Rademachers are handy random variables for analysis, being a random variable that is assigned $-1$ and $1$ with the same probability. Rademacher random variables are sub-Gaussian with $\sigma = 1$.

Chernoff bound for bounded random variables: Bounded random variables in $[a, b]$ are sub-Gaussian with $\sigma = (b-a)/2$.

Hoeffding bounds are “just” Chernoff bounds for sums where each random variable under the sum has a different expectation $\mu_i$ and sub-Gaussian parameter $\sigma_i$:

$P \left [\sum_{i=1}^n (X_i - \mu_i) \ge t \right ] \le \exp \left \{-\frac{t^2}{2 \sum_{i=1}^n \sigma_i^2 } \right \}$

### Notes

We’ve worked here with the Chernoff bounds for additive bounds, of the form $P[X \ge \mu + t]$. There is a different class of Chernoff bounds for multiplicative bounds, of the form $P[X \ge (1 + \delta) \mu]$. I personally find it harder to remember what they look like so I just look them up when I need them, and I didn’t cover them here. You should know they exist so you can look them up if you need them.

## High-dimensional spaces

Here are five different observations about high-dimensional spaces and Euclidean geometry. These are meant to show you how truly weird high-dimensional spaces are, and to give you a few pictures that will help understand why ML is particularly challenging in the absence of the DGD.

### In high dimensions, lemons are “all” rind

The formula for the volume of a sphere of radius $r$ in $d$-dimensional space is simple (if ugly):

$V_d(r) = \frac{\pi^{d/2}}{\Gamma(n/2 + 1)} r^d$

$\Gamma(x)$ is the Gamma function, which kind of generalizes factorials to real numbers, $\Gamma(x) = (x-1)!$ whenever $x$ is a large enough integer. More precisely, $\Gamma(x) = \int_0^\infty t^{x-1} e^{-t}\; dt$. (If you remember your integration by parts and inductions, you can prove the formula for the volume of the $d$-dimensional sphere in a straightforward, if tedious, way.)

To see why it’s the case that in high dimensions, most of the volume of a sphere is near the surface (and hence, “lemons are all rind”), we won’t need to actually do anything with $\Gamma$. Simply consider the ratio between a sphere of radius $0.9$ and one of radius $1$, as $d$ increases. Clearly, this ratio is just $0.9^d$, which decreases fast as $d$ increases.

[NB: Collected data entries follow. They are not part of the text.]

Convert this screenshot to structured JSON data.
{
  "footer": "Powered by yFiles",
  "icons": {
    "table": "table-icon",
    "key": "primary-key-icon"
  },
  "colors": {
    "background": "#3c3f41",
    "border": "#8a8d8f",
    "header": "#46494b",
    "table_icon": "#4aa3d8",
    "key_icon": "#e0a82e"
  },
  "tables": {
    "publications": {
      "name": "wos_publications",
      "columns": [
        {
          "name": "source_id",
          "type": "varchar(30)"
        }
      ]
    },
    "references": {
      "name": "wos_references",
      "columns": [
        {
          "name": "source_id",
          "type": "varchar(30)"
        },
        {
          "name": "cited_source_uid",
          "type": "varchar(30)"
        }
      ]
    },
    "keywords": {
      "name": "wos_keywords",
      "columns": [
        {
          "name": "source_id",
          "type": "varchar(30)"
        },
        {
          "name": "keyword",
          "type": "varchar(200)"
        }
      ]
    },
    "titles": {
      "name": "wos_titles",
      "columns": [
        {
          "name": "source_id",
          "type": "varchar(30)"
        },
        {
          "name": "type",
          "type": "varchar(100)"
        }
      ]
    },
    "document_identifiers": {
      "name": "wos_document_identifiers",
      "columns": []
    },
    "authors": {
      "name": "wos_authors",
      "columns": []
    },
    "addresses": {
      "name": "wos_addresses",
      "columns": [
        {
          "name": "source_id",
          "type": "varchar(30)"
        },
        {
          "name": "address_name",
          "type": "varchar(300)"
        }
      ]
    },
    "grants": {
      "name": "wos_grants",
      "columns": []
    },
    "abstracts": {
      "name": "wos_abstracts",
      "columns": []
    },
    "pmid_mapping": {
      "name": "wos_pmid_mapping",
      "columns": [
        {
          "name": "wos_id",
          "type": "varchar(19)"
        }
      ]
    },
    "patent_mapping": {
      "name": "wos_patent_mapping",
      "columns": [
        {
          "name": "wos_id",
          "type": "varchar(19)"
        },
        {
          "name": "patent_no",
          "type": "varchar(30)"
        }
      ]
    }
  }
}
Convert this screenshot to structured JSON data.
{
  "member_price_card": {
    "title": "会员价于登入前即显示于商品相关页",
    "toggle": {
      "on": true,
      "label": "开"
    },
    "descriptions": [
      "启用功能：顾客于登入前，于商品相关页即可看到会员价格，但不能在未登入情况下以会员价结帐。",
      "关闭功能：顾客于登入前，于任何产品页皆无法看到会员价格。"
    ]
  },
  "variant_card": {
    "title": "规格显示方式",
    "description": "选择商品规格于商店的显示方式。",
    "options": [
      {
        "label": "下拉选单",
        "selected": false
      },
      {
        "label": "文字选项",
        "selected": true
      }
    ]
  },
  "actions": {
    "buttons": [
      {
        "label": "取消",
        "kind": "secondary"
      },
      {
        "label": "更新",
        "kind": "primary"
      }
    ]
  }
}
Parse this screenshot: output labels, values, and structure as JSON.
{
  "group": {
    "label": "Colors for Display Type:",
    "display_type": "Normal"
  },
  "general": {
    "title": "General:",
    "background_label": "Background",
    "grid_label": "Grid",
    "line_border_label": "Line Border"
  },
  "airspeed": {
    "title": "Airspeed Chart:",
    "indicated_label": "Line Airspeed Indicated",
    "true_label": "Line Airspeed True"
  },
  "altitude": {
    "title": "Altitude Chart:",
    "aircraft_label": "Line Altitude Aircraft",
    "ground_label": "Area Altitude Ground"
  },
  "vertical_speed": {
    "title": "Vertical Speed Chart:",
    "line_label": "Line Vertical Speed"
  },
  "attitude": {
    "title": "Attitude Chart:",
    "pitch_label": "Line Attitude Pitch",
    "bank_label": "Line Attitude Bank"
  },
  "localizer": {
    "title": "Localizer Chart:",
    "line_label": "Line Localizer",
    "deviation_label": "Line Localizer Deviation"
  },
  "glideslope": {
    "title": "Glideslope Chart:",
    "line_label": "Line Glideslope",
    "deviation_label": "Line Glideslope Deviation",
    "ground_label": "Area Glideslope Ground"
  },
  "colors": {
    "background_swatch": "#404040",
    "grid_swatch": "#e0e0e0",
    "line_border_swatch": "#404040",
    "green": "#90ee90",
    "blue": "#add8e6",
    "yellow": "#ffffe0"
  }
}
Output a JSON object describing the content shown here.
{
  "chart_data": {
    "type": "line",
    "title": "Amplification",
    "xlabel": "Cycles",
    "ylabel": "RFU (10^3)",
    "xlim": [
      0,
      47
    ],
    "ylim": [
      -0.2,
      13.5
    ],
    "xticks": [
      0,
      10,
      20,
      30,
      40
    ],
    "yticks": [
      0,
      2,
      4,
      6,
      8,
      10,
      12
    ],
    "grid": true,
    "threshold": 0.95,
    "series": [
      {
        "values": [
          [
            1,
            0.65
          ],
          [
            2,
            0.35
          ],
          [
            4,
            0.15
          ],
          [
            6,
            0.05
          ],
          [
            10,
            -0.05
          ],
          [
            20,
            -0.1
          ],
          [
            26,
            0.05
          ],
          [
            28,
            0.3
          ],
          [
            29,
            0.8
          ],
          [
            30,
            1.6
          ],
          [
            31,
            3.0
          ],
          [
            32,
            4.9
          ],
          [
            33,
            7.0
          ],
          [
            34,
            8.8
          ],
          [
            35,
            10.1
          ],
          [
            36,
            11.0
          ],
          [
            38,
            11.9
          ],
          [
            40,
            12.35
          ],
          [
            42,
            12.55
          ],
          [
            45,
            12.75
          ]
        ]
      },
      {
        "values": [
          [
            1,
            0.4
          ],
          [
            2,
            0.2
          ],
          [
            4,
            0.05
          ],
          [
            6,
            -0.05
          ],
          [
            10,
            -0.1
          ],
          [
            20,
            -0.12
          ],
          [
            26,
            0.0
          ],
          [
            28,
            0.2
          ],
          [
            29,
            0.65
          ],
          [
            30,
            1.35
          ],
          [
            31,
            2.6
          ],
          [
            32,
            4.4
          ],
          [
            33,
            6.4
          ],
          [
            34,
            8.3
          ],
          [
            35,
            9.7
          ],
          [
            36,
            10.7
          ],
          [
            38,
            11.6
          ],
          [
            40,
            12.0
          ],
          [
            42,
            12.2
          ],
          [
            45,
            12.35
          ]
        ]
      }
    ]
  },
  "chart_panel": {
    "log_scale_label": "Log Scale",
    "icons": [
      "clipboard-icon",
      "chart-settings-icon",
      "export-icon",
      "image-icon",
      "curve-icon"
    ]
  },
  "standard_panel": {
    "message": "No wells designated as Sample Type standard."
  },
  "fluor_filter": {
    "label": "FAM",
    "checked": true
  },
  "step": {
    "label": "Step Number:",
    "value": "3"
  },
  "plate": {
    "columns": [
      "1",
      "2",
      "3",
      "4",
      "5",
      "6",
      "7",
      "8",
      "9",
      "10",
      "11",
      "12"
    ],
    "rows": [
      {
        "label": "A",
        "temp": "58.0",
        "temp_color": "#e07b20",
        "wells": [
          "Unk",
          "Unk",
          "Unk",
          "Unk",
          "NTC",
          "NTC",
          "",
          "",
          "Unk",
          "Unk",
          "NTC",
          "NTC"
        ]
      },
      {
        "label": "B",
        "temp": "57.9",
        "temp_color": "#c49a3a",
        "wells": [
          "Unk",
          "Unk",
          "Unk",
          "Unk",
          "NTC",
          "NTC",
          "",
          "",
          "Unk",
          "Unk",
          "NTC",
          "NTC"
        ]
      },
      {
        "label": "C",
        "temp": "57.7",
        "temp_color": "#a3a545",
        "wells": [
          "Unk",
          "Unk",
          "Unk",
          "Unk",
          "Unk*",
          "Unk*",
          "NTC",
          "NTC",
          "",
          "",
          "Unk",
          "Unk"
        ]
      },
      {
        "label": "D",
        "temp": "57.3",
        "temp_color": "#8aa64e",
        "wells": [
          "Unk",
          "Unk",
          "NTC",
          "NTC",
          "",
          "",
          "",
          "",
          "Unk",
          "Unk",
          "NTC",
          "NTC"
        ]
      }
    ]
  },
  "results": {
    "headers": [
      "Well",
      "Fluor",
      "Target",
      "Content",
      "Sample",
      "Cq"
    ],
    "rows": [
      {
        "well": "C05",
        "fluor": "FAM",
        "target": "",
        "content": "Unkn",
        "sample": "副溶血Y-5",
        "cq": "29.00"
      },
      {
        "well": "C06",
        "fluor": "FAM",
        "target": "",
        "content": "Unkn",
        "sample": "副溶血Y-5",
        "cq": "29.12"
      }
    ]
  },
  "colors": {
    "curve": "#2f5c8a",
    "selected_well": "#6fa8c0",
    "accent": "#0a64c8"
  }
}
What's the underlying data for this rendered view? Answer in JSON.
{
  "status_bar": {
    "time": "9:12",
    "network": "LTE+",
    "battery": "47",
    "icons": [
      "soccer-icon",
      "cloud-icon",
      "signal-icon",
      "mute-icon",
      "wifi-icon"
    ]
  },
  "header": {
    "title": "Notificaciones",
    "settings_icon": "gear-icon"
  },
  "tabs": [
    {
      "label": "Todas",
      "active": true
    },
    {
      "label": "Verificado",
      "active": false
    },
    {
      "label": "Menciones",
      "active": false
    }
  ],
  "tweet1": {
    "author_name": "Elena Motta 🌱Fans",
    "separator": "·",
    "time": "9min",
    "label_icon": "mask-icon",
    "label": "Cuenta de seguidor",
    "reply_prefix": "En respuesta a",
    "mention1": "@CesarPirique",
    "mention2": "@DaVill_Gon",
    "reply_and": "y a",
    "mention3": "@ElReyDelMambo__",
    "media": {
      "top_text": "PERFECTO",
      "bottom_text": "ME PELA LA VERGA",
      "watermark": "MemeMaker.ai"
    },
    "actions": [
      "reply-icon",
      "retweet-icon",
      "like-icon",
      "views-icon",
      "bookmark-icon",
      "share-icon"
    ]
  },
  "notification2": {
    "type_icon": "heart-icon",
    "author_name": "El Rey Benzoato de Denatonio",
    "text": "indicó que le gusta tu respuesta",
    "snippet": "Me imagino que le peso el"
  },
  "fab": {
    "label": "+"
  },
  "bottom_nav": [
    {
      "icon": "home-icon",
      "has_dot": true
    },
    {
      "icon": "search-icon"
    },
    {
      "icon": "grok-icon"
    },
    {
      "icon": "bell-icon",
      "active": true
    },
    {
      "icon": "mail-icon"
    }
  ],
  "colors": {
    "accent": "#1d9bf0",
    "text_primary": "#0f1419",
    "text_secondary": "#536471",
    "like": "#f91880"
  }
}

In other words, the volume of the “90% core by radius” of the sphere very quickly goes to zero.

### In high dimensions, gaussians are really like spherical shells

(The proof of this is not particularly insightful to me and, annoyingly, I don’t know of a proof of a similar bound using only the Chernoff bounds we just learned about.)

Let’s just state Theorem 2.9 from FODS: for a $d$-dimensional Gaussian with unit variance in each direction, only $3 e^{-\beta^2/96}$ of the probability mass away from the shell $\sqrt{d} - \beta \le |x| \le \sqrt{d} + \beta$. Because of this, we call $\sqrt{d}$ the “radius” of the Gaussian.